楊景瑞:又去一次棍溝山
又去一次棍溝山
楊景瑞
近日,我隨幾個年輕人又去了一次棍溝山。從礦區到牛家營與以往不同的是這裏也有了“村村通”油路,隻是從孫溝往裏進棍溝山依舊難走,一路顛疲。附近開采鐵礦,水床破壞嚴重,溝裏的水也比以前少了許多,再往裏進才是棍溝山。棍溝山還是那個棍溝山,大山陽麵幾乎沒有一顆樹,陰麵卻是鬆樹茂密挺撥,綠意蔥蔥。
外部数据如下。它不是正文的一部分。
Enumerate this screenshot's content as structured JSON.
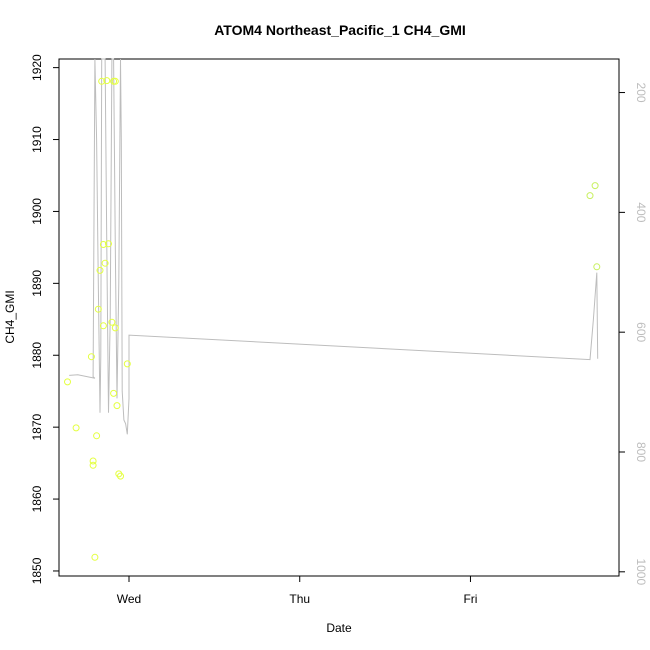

棍溝山位於小蒜溝鎮東南20公裏處,是尚義縣自然風光旅遊景點之一。它與大青山相連,平均海拔1740米。因擁有自然景觀,素有“塞外小天山”之稱。1973年12月6日,尚義縣將有自然林16000畝的桂溝山林場劃歸尚義礦作為坑木林基地。我記得上一次來棍溝山還是1993年吧。那一次,我陪同張家口日報副刊編輯張美華、河北人民廣播電台記者楊捷以及尚義縣政協主席田麗亞、統戰部部長張桂梅、作協主席樊殿武一道去的。那次去比這次去的時間要早一些,這裏到處是綠的海洋,有遍地的野花和金紅“123”的點綴,我們一起爬山上涼亭,眺望明長城和懷安縣城。那時我年輕,爬山不覺的累,很快就到了山頂。這次爬山卻感覺很累,氣喘噓噓,大汗淋漓。幾個年輕人早已到了山頂,我還在半山腰艱難著爬著。唉!真是歲月不饒人啊。
這裏的主人早已更換了新的主人。原來的主人——老孟,叫孟憲成。他於1980年進山一直幹到2005年退休。期間,他把老伴接來,一直堅守著大山。有時兒子們來看父母,心疼著說;“出山吧,出去我養活你們。”可是老孟鐵了的心咋能讓孩子們說服。他說:“你們來看我是對,但是讓我出去我一時半會兒接受不了。”開始,孩子們年年來看,還說這樣的話,可時間一長,再也沒人提及這些話了,因為孩子們也對大山有了深厚的感情。說起他的四兒子——孟慶忠,每次來陪父母的時間最長,替父母幹的活最多。快幹不行了,老孟才和領導提出找人接替,可是領導找了幾個人,都是搖著頭不去。眾所周知,大山艱苦不說,一年下來難得見著幾個人,寂寞和孤獨就讓人更受不了。最後還是把接力棒傳給了他的四兒子。兒繼父業,父母走了兒子和兒媳婦來了,一待又是整整8年,加上以前陪父母的日子,也有10多年了。
爬在半山腰的我實在是無力再往上爬了,於是坐下來息了一會兒。同事小周見我實在不行,於是說“楊主任,不行就慢慢下山吧。”上山容易下山難。下個山我整整用了半個多小時。下來的我,腿軟的相當厲害,趕快躺在了炕頭上。孟慶忠今年53歲了,比我大5歲,每天出去放羊。羊上山走多快他就跟著走多快。多年的風霜磨練了人的意誌,也使白發過早地掛在兩鬢。這裏上午見不著陽光,下午才能見著短短的幾個小時。這裏無信號接收,一收看不著電視,二打不出手機。大山的著擋,天黑的比較早,天黑了更無聊。孟慶忠給我講起了讓人難以忘記的一個故事。一天,兩口子玩起了撲克比點點,誰輸了就彈誰的腦門,當然老婆輸的多,一開始還有說有笑,不大一會兒老婆哭了起來,越哭越傷心。他說,我能感到這是老婆跟著我在大山裏受罪,沒有享受一天的清福啊。。。。。
那天,有外地的客人來這裏旅遊,也有我們幾個人來實測麵積,夫妻二人不到10點半就給我們張羅起飯來,今天中午看來我們口服還可以。中午快到了,我們急等他們下山,別誤了這美好的午餐。我們左等右等不見,便開始吃了起來,剛喝一杯酒的功夫,他們進來了。他們坐下後,又大大端來了一盤羊骨頭燴山藥塊。
在城市裏待久了,讓人感到車水馬龍的喧鬧,期盼安靜的鄉村生活。可是又讓他們來這大山深處,怎能不感到孤寂的日子是一種難熬。大家吃完飯便出來享受大自然的空氣。一陣聲音傳來,有人說是地震了,我說這是鬆濤聲音。於是,我大聲朗誦起我以前寫的一篇散文《棍溝山記》裏的一段話 ;山若無風時,空氣更是爽朗。有鳥聲聒噪,有鳴泉飛流。勁風吹過來,漫山鬆濤陣陣;和風吹過來,蕩起一山微波。